VATICAN CITY, MAY 7, 2000 (VIS) - In Rome's Colosseum at 6 p.m. today, the Pope presided at an ecumenical celebration for witnesses to the faith in the twentieth century. Five thousand people braved the rain to attend the event, in which nineteen representatives of Orthodox, Protestant and Anglican Churches and ecclesial communities took part.
The event began with a 'statio' inside the Colosseum. Then the Book of the Gospel was carried in a procession, led by the Pope and representatives of other Churches, to the place of commemoration, outside the amphitheater.
After the Liturgy of the Word, during which the Gospel of the Beatitudes was read, the Holy Father pronounced his homily.
The Pope confirmed that the number of Christians who gave their lives for Christ in the twentieth century was, perhaps, greater than that of the early Christian period, and that all Churches had been affected.
"The generation to which I belong experienced the horror of war, the concentration camps, persecution. In my homeland, during the Second World War, priests and Christians were deported to extermination camps. In Dachau alone some three thousand priests were interned. ... I myself am a witness of much pain and many trials, having seen these in the years of my youth. My priesthood, from its very beginning, was marked 'by the great sacrifice of countless men and women of my generation'."
The memory of those who experienced persecution, violence and death "must not be forgotten, rather they must be remembered and their lives documented. The names of many are unknown; the names of some have been denigrated by their persecutors, who tried to add disgrace to martyrdom; the names of others have been concealed by their executioners."
John Paul II added: "Countless numbers refused to yield to the cult of the false gods of the twentieth century and were sacrificed by communism, nazism, by the idolatry of State or race. Many others fell in the course of ethnic or tribal wars, because they had rejected a way of thinking foreign to the Gospel of Christ. Some went to their death because, like the Good Shepherd, they decided to remain with their people, despite intimidation."
The Holy Father indicated that "the ecumenism of the martyrs and the witnesses to the faith is the most convincing of all; to the Christians of the twenty-first century it shows the path to unity."
"If we glory in this heritage it is not because of any partisan spirit and still less because of any desire for vengeance upon the persecutors, but in order to make manifest the extraordinary power of God, who has not ceased to act in every time and place. We do this as we ourselves offer pardon, faithful to the example of the countless witnesses killed even as they prayed for their persecutors."
After the homily the commemoration of the witnesses took place.
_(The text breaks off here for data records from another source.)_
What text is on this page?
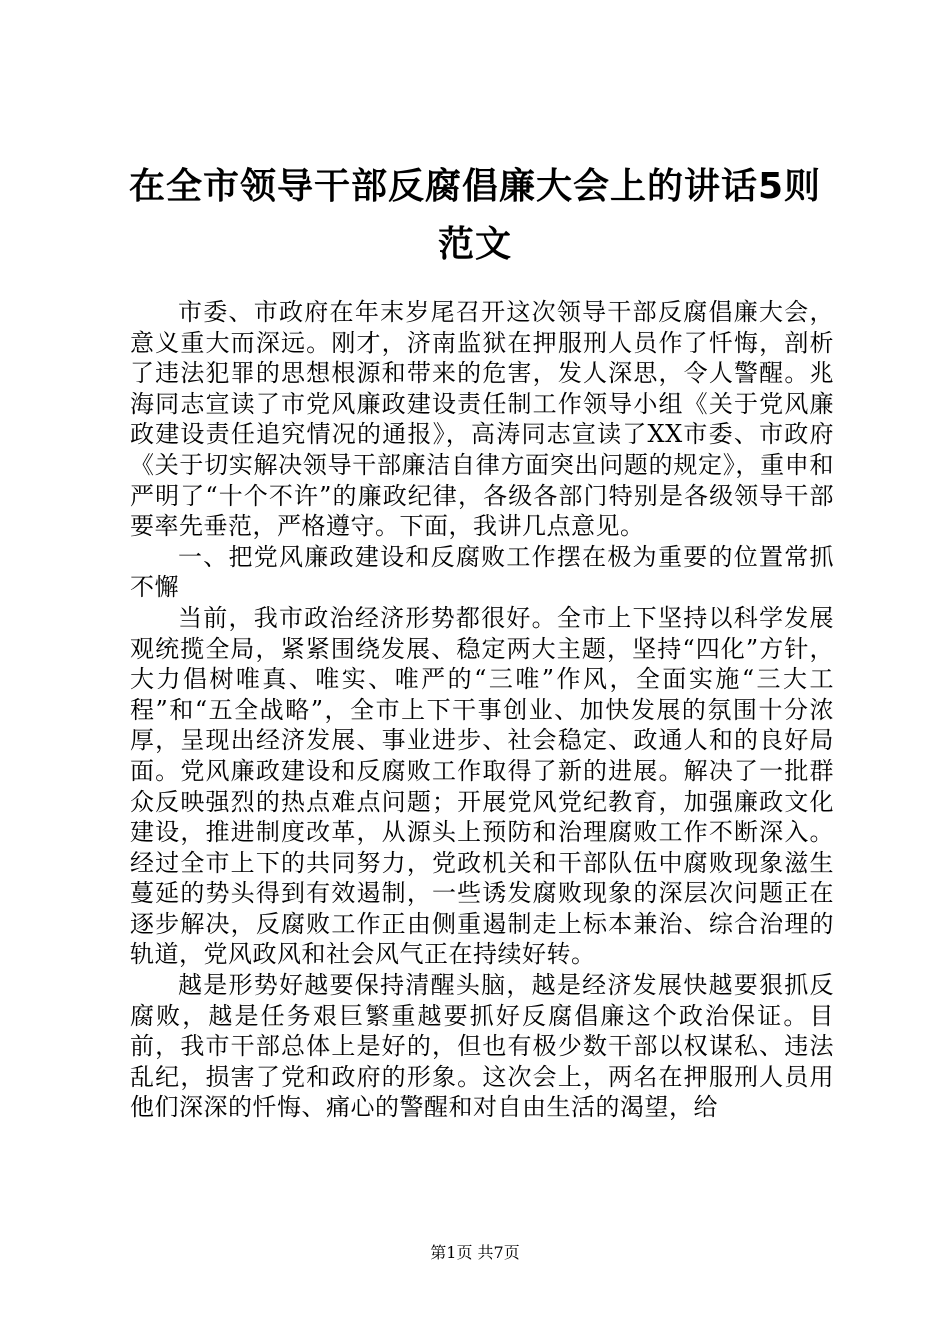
在全市领导干部反腐倡廉大会上的讲话5则范文

市委、市政府在年末岁尾召开这次领导干部反腐倡廉大会，意义重大而深远。刚才，济南监狱在押服刑人员作了忏悔，剖析了违法犯罪的思想根源和带来的危害，发人深思，令人警醒。兆海同志宣读了市党风廉政建设责任制工作领导小组《关于党风廉政建设责任追究情况的通报》，高涛同志宣读了XX市委、市政府《关于切实解决领导干部廉洁自律方面突出问题的规定》，重申和严明了“十个不许”的廉政纪律，各级各部门特别是各级领导干部要率先垂范，严格遵守。下面，我讲几点意见。

一、把党风廉政建设和反腐败工作摆在极为重要的位置常抓不懈

当前，我市政治经济形势都很好。全市上下坚持以科学发展观统揽全局，紧紧围绕发展、稳定两大主题，坚持“四化”方针，大力倡树唯真、唯实、唯严的“三唯”作风，全面实施“三大工程”和“五全战略”，全市上下干事创业、加快发展的氛围十分浓厚，呈现出经济发展、事业进步、社会稳定、政通人和的良好局面。党风廉政建设和反腐败工作取得了新的进展。解决了一批群众反映强烈的热点难点问题；开展党风党纪教育，加强廉政文化建设，推进制度改革，从源头上预防和治理腐败工作不断深入。经过全市上下的共同努力，党政机关和干部队伍中腐败现象滋生蔓延的势头得到有效遏制，一些诱发腐败现象的深层次问题正在逐步解决，反腐败工作正由侧重遏制走上标本兼治、综合治理的轨道，党风政风和社会风气正在持续好转。

越是形势好越要保持清醒头脑，越是经济发展快越要狠抓反腐败，越是任务艰巨繁重越要抓好反腐倡廉这个政治保证。目前，我市干部总体上是好的，但也有极少数干部以权谋私、违法乱纪，损害了党和政府的形象。这次会上，两名在押服刑人员用他们深深的忏悔、痛心的警醒和对自由生活的渴望，给

第1页 共7页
The list of the 12,600 witnesses to the faith of the 20th century grouped them into eight categories covering the memory of Christian faithful from all continents and from different Churches and Christian communities: Christians who witnessed the faith under Soviet totalitarianism; witnesses to the faith who fell victim of Communism in other European countries; confessors of the faith who fell victim of Nazism and Fascism; followers of Christ who gave their lives for announcing the Gospel in Asia and Oceania; Christ's faithful persecuted for hatred of the Catholic faith; witnesses of evangelization in Africa and Madagascar; Christians who gave their lives for love of Christ and their fellows in America and witnesses of the faith in various parts of the world.
At the end of the ceremony, which lasted two and a half hours, the Pope expressed his special thanks for the presence of representatives from other Churches and ecclesial communities and made a call "to keep the memory of our brothers and sisters alive, and to imitate their example."